Even Sony seems to have seen the light. Infamous for their NO REFUNDS! policy; in the case of customers who dropped $60 on a pre-order of The Last of US: Remastered (due out on PS4 at the end of July) that policy no longer applies. When Sony announced a price drop to $50 last weekend (which in my opinion is what it should have been at the beginning) it also announced that pre-order customers would get a $10 refund.
Which brings me to this whole renaissance thing...
Is it possible that game publishers have discovered the value of seeing further than the next quarterly earnings report? Perhaps so. In spite of how they've tried to spin it, the simple fact of the matter is that game pre-order numbers are down. Admittedly, the annoying trend of overcharging for games may have something to do with it.
It's far more likely, however, that after half a decade of repeatedly overpromising and under delivering, customer fatigue may be the real cause.
Gamers have been burned too many times by flawed releases, inadequate online resources and poor support after the initial launch of a game.

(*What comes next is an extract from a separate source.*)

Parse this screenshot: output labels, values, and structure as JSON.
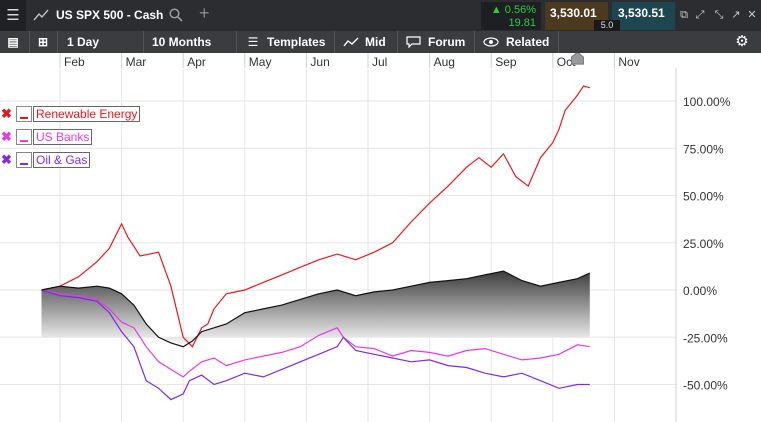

The video game industry has been around for almost four decades but it seems it still can't get a launch day right. Buying a pre-order may as well be buying into a BETA test. That's like paying to be punched in the face...
So what's led to this Renaissance of the Player?
For years game publishers have literally treated their customers like dogs; throwing them a bone with the promise of something new "just over the horizon" to distract you from the screw-ups of today. And gamers keep falling for it...
Or do they?
Nothing is free in this world and it's likely all this effort to support old games has more to do with wooing a diminishing customer base than any act of magnanimity.
No, it's far more likely that a long term business plan focused on a community instead of a single blockbuster release may be taking root. Even the most cyclical of businesses, the automakers, have learned the value of supporting what's come before. Dealerships still make more money off their service departments than their sales departments. Treat the customer right in the service bay and chances are they'll visit your showroom when the time comes.
Which is not the history of the "get rich quick" gaming industry. Years of abusing a customer base will eventually have consequences regardless of how well oiled your hype machine may be. A quick look at the relatively flat sales numbers of the XBOX 1, Battlefield 4 and Call of Duty:Ghosts bear that out. Yes, they sold well but not as well as their makers would have hoped.
Nobody pays upwards of $50 for a game just to dispose of it like an empty burger wrapper in a few days. Gamers are buying into an experience not just a pastime. If you're not providing what they expect they'll vote with their wallets and it seems more and more that's exactly what's happening.
So if we can safely assume that the industry is finally getting a clue then this is indeed a renaissance and the gaming industry is placing the player on a pedestal. Right where they should be and I say it's about time.
Just don't take the player for granted once your fortunes start rebounding, game industry. You can't survive off of .99 mobile games for long and all those annoying little indie developers will be more than happy to eat your lunch.
That's not a threat, it's basic business.